In the past, the first line therapy of capillary hemangiomas is corticosteroids. Systemic, intralesional injection, and topical steroids have been tried. Systemic therapy showed some benefit in diffuse or orbital lesions (5). But rebound growth after discontinuation, and significant side effects such as increased risk for growth delay, immunosuppression, behavioral disturbances, adrenal insufficiency have made the therapy suboptimal. Intralesional steroid injection was the preferred first-line treatment. It has proven efficacious and leads to rapid regression of the capillary hemangioma within two weeks (6). However, intralesional steroid injections carry significant risks and complications, including CRAO from embolization of the steroid material, skin necrosis, skin hypopigmentation and fat atrophy. Topical steroid application has also been suggested. Although with fewer side effects, its efficacy was limited and was recommended only as adjunctive therapy.
Immunomodulators have also been tried. Like corticosteroids, they are systemic therapy. The drugs that have been attempted include cyclophosphamide, interferon alfa-2a. Both of which have proven efficacy for orbital hemangiomas. However, the treatment course tend to extend to several months, leading to significant adverse effects such as bone marrow suppression and hepatotoxicity (7).
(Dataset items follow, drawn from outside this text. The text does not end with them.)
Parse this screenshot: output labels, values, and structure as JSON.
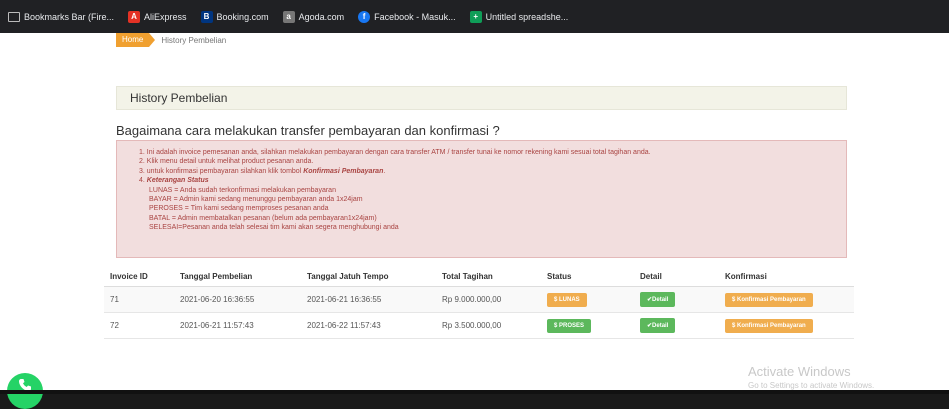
{
  "bookmarks": [
    {
      "label": "Bookmarks Bar (Fire...",
      "icon": "folder-icon"
    },
    {
      "label": "AliExpress",
      "icon": "aliexpress-icon"
    },
    {
      "label": "Booking.com",
      "icon": "booking-icon"
    },
    {
      "label": "Agoda.com",
      "icon": "agoda-icon"
    },
    {
      "label": "Facebook - Masuk...",
      "icon": "facebook-icon"
    },
    {
      "label": "Untitled spreadshe...",
      "icon": "sheets-icon"
    }
  ],
  "breadcrumb": {
    "home": "Home",
    "current": "History Pembelian"
  },
  "panel": {
    "title": "History Pembelian"
  },
  "question": "Bagaimana cara melakukan transfer pembayaran dan konfirmasi ?",
  "instructions": {
    "line1": "1. Ini adalah invoice pemesanan anda, silahkan melakukan pembayaran dengan cara transfer ATM / transfer tunai ke nomor rekening kami sesuai total tagihan anda.",
    "line2": "2. Klik menu detail untuk melihat product pesanan anda.",
    "line3_pre": "3. untuk konfirmasi pembayaran silahkan klik tombol ",
    "line3_bold": "Konfirmasi Pembayaran",
    "line3_post": ".",
    "line4_pre": "4. ",
    "line4_bold": "Keterangan Status",
    "status_lunas": "LUNAS = Anda sudah terkonfirmasi melakukan pembayaran",
    "status_bayar": "BAYAR = Admin kami sedang menunggu pembayaran anda 1x24jam",
    "status_peroses": "PEROSES = Tim kami sedang memproses pesanan anda",
    "status_batal": "BATAL = Admin membatalkan pesanan (belum ada pembayaran1x24jam)",
    "status_selesai": "SELESAI=Pesanan anda telah selesai tim kami akan segera menghubungi anda"
  },
  "table": {
    "headers": {
      "invoice": "Invoice ID",
      "tanggal": "Tanggal Pembelian",
      "jatuh_tempo": "Tanggal Jatuh Tempo",
      "total": "Total Tagihan",
      "status": "Status",
      "detail": "Detail",
      "konfirmasi": "Konfirmasi"
    },
    "rows": [
      {
        "invoice": "71",
        "tanggal": "2021-06-20 16:36:55",
        "jatuh_tempo": "2021-06-21 16:36:55",
        "total": "Rp 9.000.000,00",
        "status": "$ LUNAS",
        "status_color": "#f0ad4e",
        "detail": "✔Detail",
        "konfirmasi": "$ Konfirmasi Pembayaran"
      },
      {
        "invoice": "72",
        "tanggal": "2021-06-21 11:57:43",
        "jatuh_tempo": "2021-06-22 11:57:43",
        "total": "Rp 3.500.000,00",
        "status": "$ PROSES",
        "status_color": "#5cb85c",
        "detail": "✔Detail",
        "konfirmasi": "$ Konfirmasi Pembayaran"
      }
    ]
  },
  "watermark": {
    "title": "Activate Windows",
    "subtitle": "Go to Settings to activate Windows."
  },
  "colors": {
    "accent": "#f0a030",
    "success": "#5cb85c",
    "warning": "#f0ad4e",
    "alert_bg": "#f2dede",
    "alert_text": "#a94442"
  }
}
Beta-blockers, applied topically or used systemically, constitute a new and promising treatment modality. In several recent studies, oral Propranolol has shown remarkable regression in patients with eyelid capillary hemangiomas with induced amblyopia, up to as old as 5-year-olds (8, 9, 10). Topical beta-blocker, Timolol gel, has also been shown to be effective for cutaneous capillary hemangiomas (11). The mechanisms that the beta-blockers are beneficial include vasoconstriction, decreased expression of bFGF and VEGF which are present during the growth phase of the capillary hemangioma (12), as well as triggering apoptosis (13). The side effects of beta-blocker therapy include shortness of breath and bradycardia, hence propranolol therapy is contraindicated in patients with asthma. The paradigm of medical therapy for capillary hemangioma is changing with the promising results of the beta-blockers. Several randomized control trials are currently underway.
Laser photocoagulation with pulsed-dye laser have been tried to stimulate regression of cutaneous hemangiomas. It is currently recommended as adjunctive therapy for very superficial lesions.
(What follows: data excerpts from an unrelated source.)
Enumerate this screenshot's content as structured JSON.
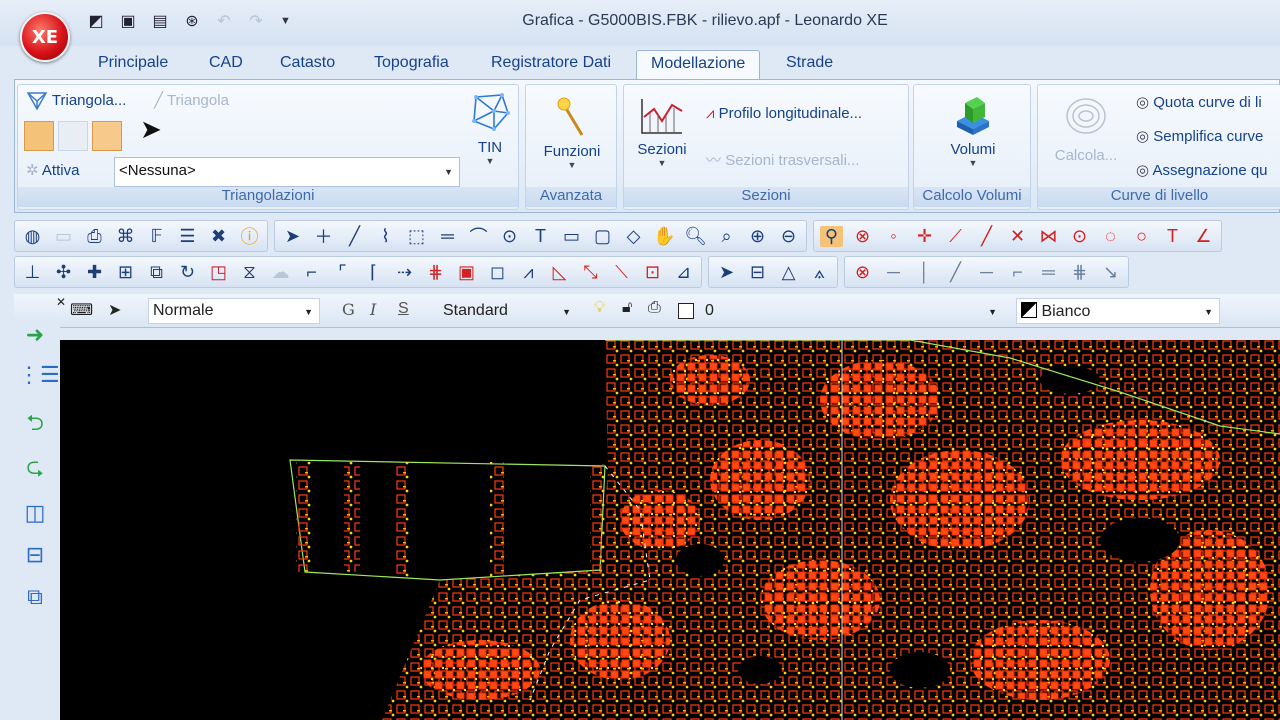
{
  "window": {
    "title": "Grafica - G5000BIS.FBK - rilievo.apf - Leonardo XE",
    "app_badge": "XE"
  },
  "quick_access": [
    {
      "icon": "new-document-icon",
      "glyph": "◩",
      "enabled": true
    },
    {
      "icon": "save-icon",
      "glyph": "▣",
      "enabled": true
    },
    {
      "icon": "document-edit-icon",
      "glyph": "▤",
      "enabled": true
    },
    {
      "icon": "binoculars-icon",
      "glyph": "⊛",
      "enabled": true
    },
    {
      "icon": "undo-icon",
      "glyph": "↶",
      "enabled": false
    },
    {
      "icon": "redo-icon",
      "glyph": "↷",
      "enabled": false
    }
  ],
  "tabs": [
    {
      "label": "Principale",
      "active": false
    },
    {
      "label": "CAD",
      "active": false
    },
    {
      "label": "Catasto",
      "active": false
    },
    {
      "label": "Topografia",
      "active": false
    },
    {
      "label": "Registratore Dati",
      "active": false
    },
    {
      "label": "Modellazione",
      "active": true
    },
    {
      "label": "Strade",
      "active": false
    }
  ],
  "ribbon": {
    "triangolazioni": {
      "label": "Triangolazioni",
      "triangola_dialog": "Triangola...",
      "triangola": "Triangola",
      "attiva_label": "Attiva",
      "attiva_value": "<Nessuna>",
      "tin": "TIN"
    },
    "avanzata": {
      "label": "Avanzata",
      "funzioni": "Funzioni"
    },
    "sezioni": {
      "label": "Sezioni",
      "sezioni_btn": "Sezioni",
      "profilo": "Profilo longitudinale...",
      "trasversali": "Sezioni trasversali..."
    },
    "calcolo_volumi": {
      "label": "Calcolo Volumi",
      "volumi": "Volumi"
    },
    "curve": {
      "label": "Curve di livello",
      "calcola": "Calcola...",
      "quota": "Quota curve di li",
      "semplifica": "Semplifica curve",
      "assegnazione": "Assegnazione qu"
    }
  },
  "properties": {
    "style_value": "Normale",
    "text_style_value": "Standard",
    "bold_label": "G",
    "italic_label": "I",
    "strike_label": "S",
    "layer_value": "0",
    "color_value": "Bianco"
  },
  "colors": {
    "accent": "#15428b",
    "canvas_bg": "#000000",
    "points": "#ff3a10",
    "labels": "#ffd21a",
    "lines": "#9be860"
  }
}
Surgical excision remains an option. However, complete excision is difficult as the hemangiomas tend to be unencapsulated. The potential for hemorrhage is also high, and hence surgical excision is reserved for lesions that are refractory to medical or other forms of therapy.
Recently, embolization by interventional radiology has reported good outcomes as an alternative to resection.
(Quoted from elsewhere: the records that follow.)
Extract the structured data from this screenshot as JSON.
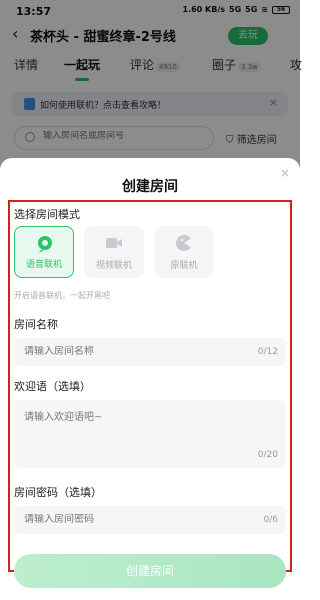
{
  "status": {
    "time": "13:57",
    "speed": "1.60 KB/s",
    "signal1": "5G",
    "signal2": "5G",
    "battery": "56"
  },
  "header": {
    "back_icon": "back-arrow-icon",
    "title": "茶杯头 - 甜蜜终章-2号线",
    "play_label": "去玩"
  },
  "tabs": [
    {
      "label": "详情"
    },
    {
      "label": "一起玩",
      "active": true
    },
    {
      "label": "评论",
      "count": "4910"
    },
    {
      "label": "圈子",
      "count": "3.3w"
    },
    {
      "label": "攻"
    }
  ],
  "tip": {
    "text": "如何使用联机？点击查看攻略！",
    "close": "×"
  },
  "search": {
    "placeholder": "输入房间名或房间号",
    "filter_label": "筛选房间"
  },
  "sheet": {
    "title": "创建房间",
    "close": "×",
    "mode_label": "选择房间模式",
    "modes": [
      {
        "label": "语音联机",
        "icon": "voice-chat-icon",
        "active": true
      },
      {
        "label": "视频联机",
        "icon": "video-camera-icon",
        "active": false
      },
      {
        "label": "原联机",
        "icon": "gamepad-icon",
        "active": false
      }
    ],
    "mode_hint": "开启语音联机，一起开黑吧",
    "room_name": {
      "label": "房间名称",
      "placeholder": "请输入房间名称",
      "count": "0/12"
    },
    "welcome": {
      "label": "欢迎语（选填）",
      "placeholder": "请输入欢迎语吧~",
      "count": "0/20"
    },
    "password": {
      "label": "房间密码（选填）",
      "placeholder": "请输入房间密码",
      "count": "0/6"
    },
    "create_label": "创建房间"
  },
  "colors": {
    "accent": "#2bc36a",
    "highlight": "#d81e1e"
  }
}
In addition to treating the hemangioma, it is important to manage the patient’s visual rehabilitation with optimal refraction and occlusive therapy concurrently.
In a child with a capillary hemangioma, it may be necessary to look for associated syndromes, such as PHACES (posterior fossa malformations, hemangiomas, arterial anomalies, coarctation of the aorta, eye abnormalities, sternal clefting and supraumbilical raphe), especially if the hemangioma involves more than one dermatome. Maffucci syndrome is another one where the patient has multiple cutaneous and visceral hemangiomas. Kasabach-Merritt syndrome is a consumptive thrombocytopenic coagulopathy where platelets are rapidly sequestered within the vascular lesion. Although rare, this is a condition with high mortality which require prompt management by multiple subspecialists (14).